The project bridges the gap between traditional data lakes and warehouses by introducing ACID compliance, schema evolution, and real-time adaptability, optimized for large-scale and evolving analytical workloads.
The rapid expansion of data-driven applications demands scalable and transactional cloud architectures.
This project designs and evaluates a data lakehouse that integrates the flexibility of data lakes with the transactional integrity of data warehouses, leveraging Apache Iceberg as the open table format.
It benchmarks Copy-on-Write (CoW) and Merge-on-Read (MoR) strategies to assess ingestion throughput, query performance, and compaction efficiency, while demonstrating schema evolution, rollback, and time travel capabilities.
The proposed lakehouse is composed of five modular layers:
- Ingestion Layer — IoT data ingestion using AWS IoT Core and MQTT protocols.
- Storage Layer — Persistent, scalable storage in Amazon S3 (raw + curated zones).
- Processing Layer — ETL pipelines using AWS Glue and Apache Spark with metadata tracked in AWS Glue Data Catalog.
- API Layer — Query access via Amazon Athena for SQL-based analytics.
- Consumption Layer — Interactive visualization and real-time monitoring through Grafana and Amazon CloudWatch.
The main research objective is to design and optimize a transactional, cloud-native data lakehouse capable of handling high-ingestion IoT data streams while maintaining performance, consistency, and reliability.
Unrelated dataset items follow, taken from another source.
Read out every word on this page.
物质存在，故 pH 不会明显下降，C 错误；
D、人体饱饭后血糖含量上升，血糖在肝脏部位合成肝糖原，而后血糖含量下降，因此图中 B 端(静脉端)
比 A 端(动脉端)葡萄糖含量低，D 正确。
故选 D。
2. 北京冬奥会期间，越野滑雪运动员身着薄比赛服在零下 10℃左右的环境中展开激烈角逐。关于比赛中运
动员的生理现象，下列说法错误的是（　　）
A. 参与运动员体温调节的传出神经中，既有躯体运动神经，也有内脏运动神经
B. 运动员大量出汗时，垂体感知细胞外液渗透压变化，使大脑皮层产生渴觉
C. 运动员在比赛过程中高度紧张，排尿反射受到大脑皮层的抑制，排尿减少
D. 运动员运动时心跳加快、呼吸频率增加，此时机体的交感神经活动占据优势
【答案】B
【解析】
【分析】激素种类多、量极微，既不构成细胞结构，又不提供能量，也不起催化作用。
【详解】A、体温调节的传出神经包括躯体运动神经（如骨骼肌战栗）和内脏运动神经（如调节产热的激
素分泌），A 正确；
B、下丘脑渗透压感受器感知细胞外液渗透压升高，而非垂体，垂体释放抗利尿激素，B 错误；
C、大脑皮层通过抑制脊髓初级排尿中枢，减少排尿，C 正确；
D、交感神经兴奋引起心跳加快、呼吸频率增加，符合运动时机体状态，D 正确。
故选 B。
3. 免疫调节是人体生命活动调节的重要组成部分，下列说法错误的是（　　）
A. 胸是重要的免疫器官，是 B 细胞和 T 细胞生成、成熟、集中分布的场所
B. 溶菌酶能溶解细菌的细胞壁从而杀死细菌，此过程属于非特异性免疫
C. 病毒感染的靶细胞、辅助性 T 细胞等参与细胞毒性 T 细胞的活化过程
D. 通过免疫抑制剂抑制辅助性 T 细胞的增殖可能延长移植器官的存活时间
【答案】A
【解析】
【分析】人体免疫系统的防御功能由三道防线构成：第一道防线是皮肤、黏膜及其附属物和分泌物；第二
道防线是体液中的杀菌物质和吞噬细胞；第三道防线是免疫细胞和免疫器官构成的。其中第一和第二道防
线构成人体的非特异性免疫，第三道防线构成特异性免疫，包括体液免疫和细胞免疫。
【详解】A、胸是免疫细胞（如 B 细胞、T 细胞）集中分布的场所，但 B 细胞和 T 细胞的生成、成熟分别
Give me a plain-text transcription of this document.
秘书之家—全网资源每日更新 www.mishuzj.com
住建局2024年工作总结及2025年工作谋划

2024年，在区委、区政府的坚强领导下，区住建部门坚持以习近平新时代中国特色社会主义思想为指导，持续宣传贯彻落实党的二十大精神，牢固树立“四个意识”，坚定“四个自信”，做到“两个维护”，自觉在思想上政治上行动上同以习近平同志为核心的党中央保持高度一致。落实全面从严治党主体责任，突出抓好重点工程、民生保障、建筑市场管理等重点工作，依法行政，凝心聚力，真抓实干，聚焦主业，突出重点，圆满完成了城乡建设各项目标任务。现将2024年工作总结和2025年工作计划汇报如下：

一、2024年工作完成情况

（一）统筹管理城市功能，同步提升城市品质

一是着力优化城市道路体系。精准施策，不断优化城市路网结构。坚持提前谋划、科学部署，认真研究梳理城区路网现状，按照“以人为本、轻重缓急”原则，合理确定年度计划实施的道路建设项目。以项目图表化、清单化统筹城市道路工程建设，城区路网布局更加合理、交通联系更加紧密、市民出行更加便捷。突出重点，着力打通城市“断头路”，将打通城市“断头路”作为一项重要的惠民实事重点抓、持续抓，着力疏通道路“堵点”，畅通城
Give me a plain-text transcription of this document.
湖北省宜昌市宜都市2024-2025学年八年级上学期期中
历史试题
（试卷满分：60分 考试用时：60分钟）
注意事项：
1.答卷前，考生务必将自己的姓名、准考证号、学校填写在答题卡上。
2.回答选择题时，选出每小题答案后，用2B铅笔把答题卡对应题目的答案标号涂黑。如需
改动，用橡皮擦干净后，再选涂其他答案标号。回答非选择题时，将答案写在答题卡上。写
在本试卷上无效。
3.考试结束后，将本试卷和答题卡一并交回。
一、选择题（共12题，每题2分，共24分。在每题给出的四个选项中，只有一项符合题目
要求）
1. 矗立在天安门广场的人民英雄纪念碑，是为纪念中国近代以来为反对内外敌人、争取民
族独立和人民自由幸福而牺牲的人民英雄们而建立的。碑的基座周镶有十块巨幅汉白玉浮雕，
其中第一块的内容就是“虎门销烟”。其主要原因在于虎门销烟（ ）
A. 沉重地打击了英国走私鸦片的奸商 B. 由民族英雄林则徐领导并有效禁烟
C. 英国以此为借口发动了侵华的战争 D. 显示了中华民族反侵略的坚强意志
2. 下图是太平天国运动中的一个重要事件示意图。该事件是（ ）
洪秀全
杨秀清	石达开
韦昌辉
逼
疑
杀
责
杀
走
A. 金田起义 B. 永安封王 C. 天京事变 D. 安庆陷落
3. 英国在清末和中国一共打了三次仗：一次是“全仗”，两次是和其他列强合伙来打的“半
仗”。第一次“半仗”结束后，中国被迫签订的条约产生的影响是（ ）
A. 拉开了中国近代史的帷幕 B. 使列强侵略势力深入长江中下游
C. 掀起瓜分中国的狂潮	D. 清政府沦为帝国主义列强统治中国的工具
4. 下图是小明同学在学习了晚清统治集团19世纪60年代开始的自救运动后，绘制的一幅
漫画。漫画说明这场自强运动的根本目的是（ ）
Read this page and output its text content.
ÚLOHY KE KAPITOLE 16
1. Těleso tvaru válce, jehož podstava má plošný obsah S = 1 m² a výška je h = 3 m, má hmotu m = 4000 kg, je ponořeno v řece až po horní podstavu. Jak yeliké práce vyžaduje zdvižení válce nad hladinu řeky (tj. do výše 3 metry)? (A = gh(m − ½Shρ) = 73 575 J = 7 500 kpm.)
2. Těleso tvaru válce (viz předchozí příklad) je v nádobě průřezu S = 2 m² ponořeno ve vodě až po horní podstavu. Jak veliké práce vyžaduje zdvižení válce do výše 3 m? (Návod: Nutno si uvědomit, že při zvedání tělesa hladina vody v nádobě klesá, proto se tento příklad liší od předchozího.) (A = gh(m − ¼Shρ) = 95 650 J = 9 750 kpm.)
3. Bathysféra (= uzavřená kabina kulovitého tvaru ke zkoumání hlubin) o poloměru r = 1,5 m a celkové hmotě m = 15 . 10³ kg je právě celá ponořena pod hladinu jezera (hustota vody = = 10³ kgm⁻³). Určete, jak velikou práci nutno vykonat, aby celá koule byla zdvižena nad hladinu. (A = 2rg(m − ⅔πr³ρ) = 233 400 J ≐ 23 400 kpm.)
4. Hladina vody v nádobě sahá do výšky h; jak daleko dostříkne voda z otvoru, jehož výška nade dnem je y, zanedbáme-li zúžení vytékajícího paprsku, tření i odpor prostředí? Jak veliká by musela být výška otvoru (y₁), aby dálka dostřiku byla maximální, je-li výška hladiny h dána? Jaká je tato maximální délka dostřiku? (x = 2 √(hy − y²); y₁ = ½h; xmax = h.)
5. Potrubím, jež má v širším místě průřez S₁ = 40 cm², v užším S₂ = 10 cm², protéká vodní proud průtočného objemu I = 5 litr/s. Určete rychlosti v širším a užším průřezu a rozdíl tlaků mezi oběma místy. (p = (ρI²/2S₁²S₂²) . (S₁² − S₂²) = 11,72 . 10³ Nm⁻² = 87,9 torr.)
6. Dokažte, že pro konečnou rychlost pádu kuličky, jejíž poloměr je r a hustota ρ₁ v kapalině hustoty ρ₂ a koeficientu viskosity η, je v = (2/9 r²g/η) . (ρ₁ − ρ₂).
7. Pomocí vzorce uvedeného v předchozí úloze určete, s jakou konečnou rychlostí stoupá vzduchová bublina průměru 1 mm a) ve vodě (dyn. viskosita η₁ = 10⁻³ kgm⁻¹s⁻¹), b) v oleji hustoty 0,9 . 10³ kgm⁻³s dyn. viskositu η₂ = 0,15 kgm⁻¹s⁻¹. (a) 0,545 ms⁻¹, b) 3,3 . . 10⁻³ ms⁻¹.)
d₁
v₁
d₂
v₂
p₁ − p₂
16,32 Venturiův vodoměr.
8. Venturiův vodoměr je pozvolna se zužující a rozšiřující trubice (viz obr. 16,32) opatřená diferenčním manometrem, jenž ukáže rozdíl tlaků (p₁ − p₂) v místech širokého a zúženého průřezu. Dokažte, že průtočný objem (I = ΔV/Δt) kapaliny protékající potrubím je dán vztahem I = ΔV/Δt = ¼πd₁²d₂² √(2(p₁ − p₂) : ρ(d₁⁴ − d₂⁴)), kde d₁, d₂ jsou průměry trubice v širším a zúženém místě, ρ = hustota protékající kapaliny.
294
- Apache Iceberg vs Apache Hudi
- Copy-on-Write (CoW) vs Merge-on-Read (MoR)
- Analysis of query latency, ingestion throughput, compaction cost, and metadata scalability
- ACID-compliant table management
- Schema evolution and snapshot rollback
- Metadata pruning and partition optimization
- ETL automation through AWS Glue
- IaC deployment using AWS CDK
| Category | Technologies |
|---|---|
| Cloud Services | AWS S3, Glue, Athena, IoT Core, CloudWatch, Managed Grafana |
| Data Frameworks | Apache Iceberg, Apache Hudi, Apache Spark |
| Programming | Python, PySpark, Boto3 |
| Infrastructure | AWS CDK (IaC), Virtual Machines (Edge Simulation) |
| Visualization | Grafana, CloudWatch Dashboards |
A local industrial monitoring simulator was developed to generate realistic IoT metrics (CPU, memory, disk I/O, network I/O).
Each virtual device (VM) publishes telemetry payloads to AWS IoT Core via MQTT, storing raw CSV data in S3 before transformation into Parquet format for Iceberg tables.
Benchmarks included:
- Read and write latency under CoW vs MoR strategies
- Query time before and after compaction
- Schema evolution tests (column addition/removal)
- Snapshot rollback and time-travel verification
Results demonstrated that Iceberg’s metadata layer significantly improves query performance and storage efficiency, making it a robust foundation for scalable, cost-effective cloud lakehouses.
This project is licensed under the MIT License.